What is a standard form contract?

A standard form contract is one where there is no negotiation between the parties and it is provided on the basis that it is either accepted in whole or not all.

A contract will be presumed to be a standard form contract if a business alleges it is one and it will then be up to the other party to prove otherwise.

What is an unfair term?

A term is unfair if it:

  • “would cause a significant imbalance in the parties’ rights and obligations arising under the contract”; and
  • “is not reasonably necessary in order to protect the legitimate interests of the party who would be advantaged by the term”; and
  • “would cause detriment (whether financial or otherwise) to a party if it were to be applied or relied on”. (see section 24 of the ACL)

Terms that may be deemed unfair could include:

  • a term that permits one party (but not another party) to avoid or limit performance of the contract;
  • a term that permits one party (but not another party) to terminate the contract;
  • a term that penalises, or has the effect of penalising, one party (but not another party) for a breach or termination of the contract.

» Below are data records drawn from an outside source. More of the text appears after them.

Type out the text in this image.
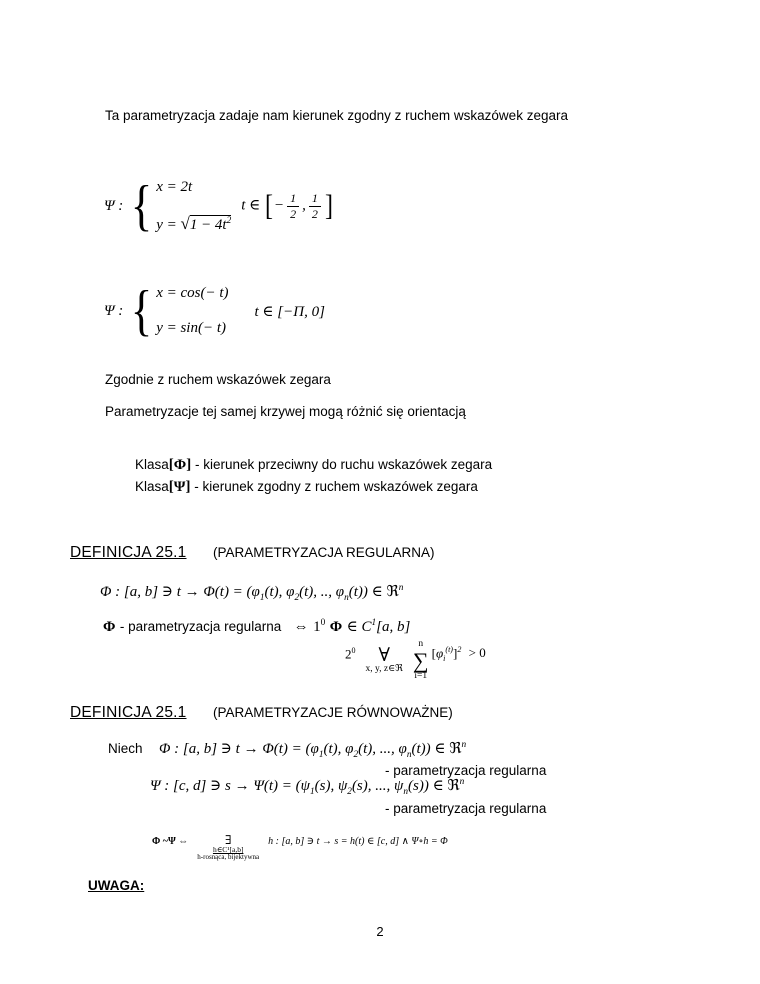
Ta parametryzacja zadaje nam kierunek zgodny z ruchem wskazówek zegara
Ψ : { x = 2t
$y = √1 - 4t^2$
t ∈ [− $\frac{1}{2}$ , $\frac{1}{2}$ ]
Ψ : { x = cos(− t)
y = sin(− t)
t ∈ [−Π, 0]
Zgodnie z ruchem wskazówek zegara
Parametryzacje tej samej krzywej mogą różnić się orientacją
Klasa[Φ] - kierunek przeciwny do ruchu wskazówek zegara
Klasa[Ψ] - kierunek zgodny z ruchem wskazówek zegara
DEFINICJA 25.1 (PARAMETRYZACJA REGULARNA)
Φ : [a, b] ∋ $t \to \Phi(t) = (\varphi_1(t)$, $\varphi_2(t)$, .., $\varphi_n(t)$) ∈ ℜ$^n$
Φ - parametryzacja regularna ⇔ $1^0$ Φ ∈ $C^1[a$, b]
$2^0$ ∀
x, y, z∈ℜ
n
∑
i=1
$[\varphi_i^{(t)}]^2 > 0$
DEFINICJA 25.1 (PARAMETRYZACJE RÓWNOWAŻNE)
Niech Φ : [a, b] ∋ $t \to \Phi(t) = (\varphi_1(t)$, $\varphi_2(t)$, ..., $\varphi_n(t)$) ∈ ℜ$^n$
- parametryzacja regularna
Ψ : [c, d] ∋ $s \to \Psi(t) = (\psi_1(s)$, $\psi_2(s)$, ..., $\psi_n(s)$) ∈ ℜ$^n$
- parametryzacja regularna
Φ ~Ψ ⇔	∃
h∈C¹[a,b]
h-rosnąca, bijektywna
h : [a, b] ∋ t → s = h(t) ∈ [c, d] ∧ Ψ∘h = Φ
UWAGA:
2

Further examples of potentially unfair terms can be found in section 25 of the ACL but it is by no means an exhaustive list.

What does this all mean?

If a court or tribunal determines that a standard form small business contract includes an unfair term then that term will be void and not binding on the parties. The balance of the contract will continue to operate to the extent that it can without the unfair term.

What you can do to become ready

If you haven’t already done so, it is time to start reviewing any standard form contracts you have that may be considered a small business contract and take steps to ensure they comply with the new legislation.